Ben Cowan-Dewar has visited hundreds of sites around the world, ceaselessly searching for the perfect palette upon which to build a golf course. Far more often than not, he’s taken a pass. But five minutes into his visit to the northernmost tip of St. Lucia, the co-founder of the Cabot brand knew he had something special.
“I just had to do this golf course and figure it out,” Cowan-Dewar said of the rugged, coast-hugging site that would become home to Point Hardy Golf Club, Cabot’s first course in the Caribbean.
Partnering again with the renowned design team of Bill Coore and Ben Crenshaw, Cowan-Dewar and his growing Cabot brand have created one of the most eagerly anticipated new courses of the year. The closing stretch at Point Hardy is the pinnacle of drama: heroic holes in a jaw-dropping setting, with forced carries over jagged rocks and crashing waves on each of the closing four holes. For some, images of the back-to-back par 3’s at 16 and 17 evoke comparisons to one the game’s holiest settings in Cypress Point on California’s Monterey Peninsula.
“It’s the thrill of hitting your golf ball across the ocean,” said Cowan-Dewar, who also has established Cabot properties in Scotland, Florida and British Columbia in addition to its original destination in Nova Scotia, Canada, which has two 18-hole courses including the Coore & Crenshaw-designed Cabot Cliffs.
“Giving Bill and Ben nine green sites on the ocean feels like cheating a little bit in our business,” Cowan-Dewar added after we completed a walking tour of the course. “The chance to get to work with them again was really too good to pass up and the site was amazing. So it was really about turning it over to them and trusting them, which wasn’t too hard to do.”
A number of the holes at Point Hardy are playable already, but the course is scheduled to fully open in December.
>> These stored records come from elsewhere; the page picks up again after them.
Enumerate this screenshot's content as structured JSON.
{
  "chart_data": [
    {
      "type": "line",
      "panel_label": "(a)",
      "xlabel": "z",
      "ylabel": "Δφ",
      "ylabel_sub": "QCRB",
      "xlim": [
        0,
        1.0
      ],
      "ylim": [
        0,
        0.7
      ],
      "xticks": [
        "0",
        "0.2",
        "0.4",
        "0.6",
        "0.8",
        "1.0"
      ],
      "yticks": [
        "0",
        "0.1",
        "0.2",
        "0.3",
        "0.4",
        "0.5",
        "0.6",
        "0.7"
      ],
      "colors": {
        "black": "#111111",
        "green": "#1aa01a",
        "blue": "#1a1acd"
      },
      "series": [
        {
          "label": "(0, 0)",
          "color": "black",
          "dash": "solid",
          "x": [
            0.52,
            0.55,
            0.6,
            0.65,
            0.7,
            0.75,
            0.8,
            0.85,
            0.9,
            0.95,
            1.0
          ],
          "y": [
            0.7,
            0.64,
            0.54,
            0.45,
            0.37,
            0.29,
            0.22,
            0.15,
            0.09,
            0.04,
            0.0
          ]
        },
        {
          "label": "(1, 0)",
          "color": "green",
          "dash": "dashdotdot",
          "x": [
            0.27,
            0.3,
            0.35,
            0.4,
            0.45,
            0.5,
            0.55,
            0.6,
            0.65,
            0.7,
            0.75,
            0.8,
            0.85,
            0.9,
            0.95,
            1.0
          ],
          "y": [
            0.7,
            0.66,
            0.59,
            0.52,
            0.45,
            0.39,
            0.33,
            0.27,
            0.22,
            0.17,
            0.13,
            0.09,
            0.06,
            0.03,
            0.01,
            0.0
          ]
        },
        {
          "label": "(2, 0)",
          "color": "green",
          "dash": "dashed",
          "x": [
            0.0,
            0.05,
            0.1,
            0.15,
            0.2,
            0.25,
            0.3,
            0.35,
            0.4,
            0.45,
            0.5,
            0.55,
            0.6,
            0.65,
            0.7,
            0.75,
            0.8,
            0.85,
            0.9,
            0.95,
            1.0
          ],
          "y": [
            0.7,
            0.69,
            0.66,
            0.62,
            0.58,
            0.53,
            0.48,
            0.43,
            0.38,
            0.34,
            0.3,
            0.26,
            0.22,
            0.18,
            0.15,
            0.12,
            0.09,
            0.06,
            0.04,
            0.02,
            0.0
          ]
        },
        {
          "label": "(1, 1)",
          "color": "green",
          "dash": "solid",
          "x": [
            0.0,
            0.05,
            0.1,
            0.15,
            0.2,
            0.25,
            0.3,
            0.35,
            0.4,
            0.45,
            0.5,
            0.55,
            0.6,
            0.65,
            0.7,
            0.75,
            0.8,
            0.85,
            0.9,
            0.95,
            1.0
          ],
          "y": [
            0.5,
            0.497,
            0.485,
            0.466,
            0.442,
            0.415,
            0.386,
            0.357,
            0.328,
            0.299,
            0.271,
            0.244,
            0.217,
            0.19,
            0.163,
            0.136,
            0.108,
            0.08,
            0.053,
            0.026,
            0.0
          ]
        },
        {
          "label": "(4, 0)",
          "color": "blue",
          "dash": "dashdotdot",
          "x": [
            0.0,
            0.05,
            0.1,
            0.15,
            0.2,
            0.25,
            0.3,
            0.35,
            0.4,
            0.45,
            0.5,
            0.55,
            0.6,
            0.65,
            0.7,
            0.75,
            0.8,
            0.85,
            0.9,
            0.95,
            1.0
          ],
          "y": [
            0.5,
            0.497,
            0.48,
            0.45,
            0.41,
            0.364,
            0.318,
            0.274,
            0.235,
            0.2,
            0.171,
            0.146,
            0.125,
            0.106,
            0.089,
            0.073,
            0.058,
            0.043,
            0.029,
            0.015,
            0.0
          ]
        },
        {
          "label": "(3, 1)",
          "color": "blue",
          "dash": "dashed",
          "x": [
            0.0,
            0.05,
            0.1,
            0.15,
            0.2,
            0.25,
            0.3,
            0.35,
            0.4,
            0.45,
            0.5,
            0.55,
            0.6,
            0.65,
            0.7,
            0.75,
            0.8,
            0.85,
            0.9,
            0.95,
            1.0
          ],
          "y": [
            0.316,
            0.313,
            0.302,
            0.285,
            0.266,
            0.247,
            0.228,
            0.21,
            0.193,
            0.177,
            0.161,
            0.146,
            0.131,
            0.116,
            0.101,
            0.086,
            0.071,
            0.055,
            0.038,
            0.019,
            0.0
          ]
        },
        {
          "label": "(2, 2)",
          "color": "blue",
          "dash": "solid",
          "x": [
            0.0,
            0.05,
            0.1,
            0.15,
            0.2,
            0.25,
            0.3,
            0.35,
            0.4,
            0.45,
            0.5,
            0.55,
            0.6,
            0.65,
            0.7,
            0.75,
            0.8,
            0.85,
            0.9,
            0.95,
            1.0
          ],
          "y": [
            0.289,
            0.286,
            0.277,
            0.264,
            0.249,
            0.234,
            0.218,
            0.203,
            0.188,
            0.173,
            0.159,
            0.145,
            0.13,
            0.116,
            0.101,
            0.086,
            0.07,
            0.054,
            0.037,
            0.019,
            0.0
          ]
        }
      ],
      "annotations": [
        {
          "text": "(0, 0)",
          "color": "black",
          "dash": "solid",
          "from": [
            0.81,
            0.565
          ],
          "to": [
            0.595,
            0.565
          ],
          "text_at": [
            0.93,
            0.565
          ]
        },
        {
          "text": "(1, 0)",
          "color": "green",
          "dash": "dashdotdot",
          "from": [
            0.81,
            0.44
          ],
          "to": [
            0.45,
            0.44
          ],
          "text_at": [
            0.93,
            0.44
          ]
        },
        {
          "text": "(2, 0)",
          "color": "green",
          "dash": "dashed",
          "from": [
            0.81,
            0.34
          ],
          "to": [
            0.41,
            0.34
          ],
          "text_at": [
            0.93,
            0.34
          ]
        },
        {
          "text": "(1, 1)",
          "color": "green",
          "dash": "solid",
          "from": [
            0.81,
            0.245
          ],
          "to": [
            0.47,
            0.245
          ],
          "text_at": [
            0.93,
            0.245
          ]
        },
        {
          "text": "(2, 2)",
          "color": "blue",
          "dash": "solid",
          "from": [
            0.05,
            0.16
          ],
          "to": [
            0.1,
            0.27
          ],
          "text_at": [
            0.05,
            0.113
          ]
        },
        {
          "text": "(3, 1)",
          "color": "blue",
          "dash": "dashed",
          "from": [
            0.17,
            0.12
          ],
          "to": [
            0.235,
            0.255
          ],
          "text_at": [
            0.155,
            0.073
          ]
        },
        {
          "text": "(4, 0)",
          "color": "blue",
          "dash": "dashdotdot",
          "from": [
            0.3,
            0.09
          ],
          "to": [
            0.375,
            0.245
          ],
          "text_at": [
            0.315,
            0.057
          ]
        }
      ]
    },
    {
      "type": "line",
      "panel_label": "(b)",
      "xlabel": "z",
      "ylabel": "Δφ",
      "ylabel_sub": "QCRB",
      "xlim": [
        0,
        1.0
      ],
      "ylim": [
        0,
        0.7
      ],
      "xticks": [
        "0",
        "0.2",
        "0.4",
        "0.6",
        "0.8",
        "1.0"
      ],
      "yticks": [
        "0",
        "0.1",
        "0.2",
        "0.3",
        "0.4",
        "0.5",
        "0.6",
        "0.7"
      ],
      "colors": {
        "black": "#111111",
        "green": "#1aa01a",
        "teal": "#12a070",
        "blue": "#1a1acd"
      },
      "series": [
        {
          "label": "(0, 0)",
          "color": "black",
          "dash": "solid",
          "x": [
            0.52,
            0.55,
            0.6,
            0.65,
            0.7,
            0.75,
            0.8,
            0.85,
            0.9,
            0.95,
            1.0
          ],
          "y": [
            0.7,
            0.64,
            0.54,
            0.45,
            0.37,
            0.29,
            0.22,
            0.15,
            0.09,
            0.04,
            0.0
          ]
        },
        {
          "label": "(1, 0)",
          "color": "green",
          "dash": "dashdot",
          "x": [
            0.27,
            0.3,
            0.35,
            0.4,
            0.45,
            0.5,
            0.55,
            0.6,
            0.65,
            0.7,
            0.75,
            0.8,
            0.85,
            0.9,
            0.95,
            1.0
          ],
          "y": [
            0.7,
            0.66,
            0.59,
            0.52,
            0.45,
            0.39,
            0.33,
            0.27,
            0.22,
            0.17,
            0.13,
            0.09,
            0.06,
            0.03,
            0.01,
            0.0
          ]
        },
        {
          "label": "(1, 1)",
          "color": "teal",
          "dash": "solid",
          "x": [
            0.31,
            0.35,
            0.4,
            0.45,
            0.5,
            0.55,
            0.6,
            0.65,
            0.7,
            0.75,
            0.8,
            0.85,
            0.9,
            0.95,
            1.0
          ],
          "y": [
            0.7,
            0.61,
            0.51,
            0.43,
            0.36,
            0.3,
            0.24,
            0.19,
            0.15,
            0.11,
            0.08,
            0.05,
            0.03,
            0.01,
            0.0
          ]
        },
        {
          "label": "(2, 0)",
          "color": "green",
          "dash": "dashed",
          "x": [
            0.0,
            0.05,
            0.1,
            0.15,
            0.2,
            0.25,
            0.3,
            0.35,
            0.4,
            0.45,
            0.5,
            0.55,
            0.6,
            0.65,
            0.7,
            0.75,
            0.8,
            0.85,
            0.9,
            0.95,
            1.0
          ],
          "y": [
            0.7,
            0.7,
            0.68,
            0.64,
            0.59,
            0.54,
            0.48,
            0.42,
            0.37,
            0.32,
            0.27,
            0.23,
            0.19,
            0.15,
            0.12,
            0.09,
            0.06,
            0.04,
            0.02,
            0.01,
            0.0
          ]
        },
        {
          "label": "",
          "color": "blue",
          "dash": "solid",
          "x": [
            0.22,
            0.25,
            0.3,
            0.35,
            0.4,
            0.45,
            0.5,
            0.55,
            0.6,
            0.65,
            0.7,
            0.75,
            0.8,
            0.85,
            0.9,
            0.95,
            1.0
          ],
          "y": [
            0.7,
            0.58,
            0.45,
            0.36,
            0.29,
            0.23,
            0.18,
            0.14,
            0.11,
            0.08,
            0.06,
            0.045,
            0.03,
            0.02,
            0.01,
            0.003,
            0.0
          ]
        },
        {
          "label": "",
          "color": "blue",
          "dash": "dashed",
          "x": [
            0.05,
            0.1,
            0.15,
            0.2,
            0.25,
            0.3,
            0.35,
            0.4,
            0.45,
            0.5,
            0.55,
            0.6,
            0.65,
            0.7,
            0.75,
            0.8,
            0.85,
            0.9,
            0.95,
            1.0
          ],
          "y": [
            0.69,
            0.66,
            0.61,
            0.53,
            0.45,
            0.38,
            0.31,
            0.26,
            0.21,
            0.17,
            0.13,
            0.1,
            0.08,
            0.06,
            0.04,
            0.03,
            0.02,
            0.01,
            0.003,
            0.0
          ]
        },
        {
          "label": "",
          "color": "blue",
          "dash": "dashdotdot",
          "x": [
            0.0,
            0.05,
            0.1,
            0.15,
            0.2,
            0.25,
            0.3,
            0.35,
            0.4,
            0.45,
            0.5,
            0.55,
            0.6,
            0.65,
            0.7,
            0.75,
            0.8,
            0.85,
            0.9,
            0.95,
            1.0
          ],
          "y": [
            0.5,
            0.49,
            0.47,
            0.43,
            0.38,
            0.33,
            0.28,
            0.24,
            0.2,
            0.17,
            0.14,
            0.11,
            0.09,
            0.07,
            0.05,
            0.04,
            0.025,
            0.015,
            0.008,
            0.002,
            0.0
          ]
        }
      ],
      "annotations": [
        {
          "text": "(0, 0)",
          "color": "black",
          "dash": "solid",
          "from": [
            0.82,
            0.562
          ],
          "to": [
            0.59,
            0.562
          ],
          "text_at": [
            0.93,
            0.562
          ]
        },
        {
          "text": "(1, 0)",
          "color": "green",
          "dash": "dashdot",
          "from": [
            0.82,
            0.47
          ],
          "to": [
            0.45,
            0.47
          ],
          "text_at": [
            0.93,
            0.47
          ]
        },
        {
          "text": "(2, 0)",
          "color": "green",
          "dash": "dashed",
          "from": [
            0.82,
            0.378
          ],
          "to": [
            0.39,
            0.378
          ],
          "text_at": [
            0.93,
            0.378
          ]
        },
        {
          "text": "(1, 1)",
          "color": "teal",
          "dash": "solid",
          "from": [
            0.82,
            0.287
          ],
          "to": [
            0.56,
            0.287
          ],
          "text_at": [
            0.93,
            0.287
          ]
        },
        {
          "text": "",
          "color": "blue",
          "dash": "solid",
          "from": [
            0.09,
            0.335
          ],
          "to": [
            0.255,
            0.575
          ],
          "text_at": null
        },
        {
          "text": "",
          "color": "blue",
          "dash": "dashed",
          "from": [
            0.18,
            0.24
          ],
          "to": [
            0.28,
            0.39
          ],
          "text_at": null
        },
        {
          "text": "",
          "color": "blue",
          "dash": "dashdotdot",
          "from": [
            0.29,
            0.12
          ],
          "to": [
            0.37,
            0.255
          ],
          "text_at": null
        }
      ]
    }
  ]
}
When it does, it will be open only to members and prospective members and homeowners at Cabot St. Lucia, a departure from the dedicated golf getaways Cabot has established in Cape Breton and the Scottish Highlands.
“In some cases, we knew the passionate golfer who would come to Cape Breton would come to St. Lucia, but people travel to the southern Caribbean with their families — whether that’s their parents and their children, or their children and their grandchildren,” said Cowan-Dewar. “Very rarely does anybody come to the southern Caribbean as three guys to go play golf, whereas we see that in Cape Breton and in Scotland.”
For Cabot, golf is always front and center. It’s about building spectacular golf courses in remarkable locations and surrounding that with memorable experiences. But the company’s business model changes in different markets.
“If we keep coming in and imprinting ourselves on to these places, saying it’s going to be the exact same everywhere, I just don’t think it’s going to work,” Cowan-Dewar said. “I never thought that was the approach to scaling and it means you’ve got to be deliberate and thoughtful. But hopefully over two decades you’re listening to your customers and you’re learning what they want.”
St. Lucia unquestionably is more of a family or couples’ destination than a buddy trip golf getaway. In that respect, it’s more akin to the Cabot Revelstoke project, which is in an alpine region known as the heli-skiing capital of the world. But in addition to the water, sun, sand and local culture, there was also an opportunity to create a truly special golf course on a truly unique piece of property in St. Lucia.
“There’s a reason to go to Revelstoke that existed that was amazing without the golf. And I think that’s true of St. Lucia. There are so many reasons you would come here for a holiday,” said Cowan-Dewar. “But when you think of the Caribbean, while there has been so much good golf, there aren’t as many golf courses as we’d see in the U.S. or Canada that might crack that world Top 100. There’s Teeth of the Dog that’s been a mainstay on that list longer than I’ve been alive, so it felt like maybe there’s an opportunity. If we could find an amazing site and turn Bill and Ben loose, we might be on to something.”
And when Cowan-Dewar first visited the Point Hardy property seven years ago with his wife, he knew he’d found that special spot five minutes in.
Crenshaw, a two-time Masters Tournament champion, acknowledged the views are so good that it’s hard to concentrate in some parts of the course. But it’s also a site that’s somewhat unique for a Coore-Crenshaw design, with significant elevation change and severe terrain that might seem antithetical to their minimalist ethos.
“Bill and I said from the outset that we’ve got to make this playable to get people around,” Crenshaw said. “We widened the corridors of play a little bit, and the greens are somewhat larger, but with a typical day out there it’s still blowing 20 (miles per hour). But playing over arms of the ocean, you just don’t get that very often.
“Bill once said about this place that you want to try to match the scenery,” Crenshaw added. “And that’s a lot to ask because it’s so spectacular.”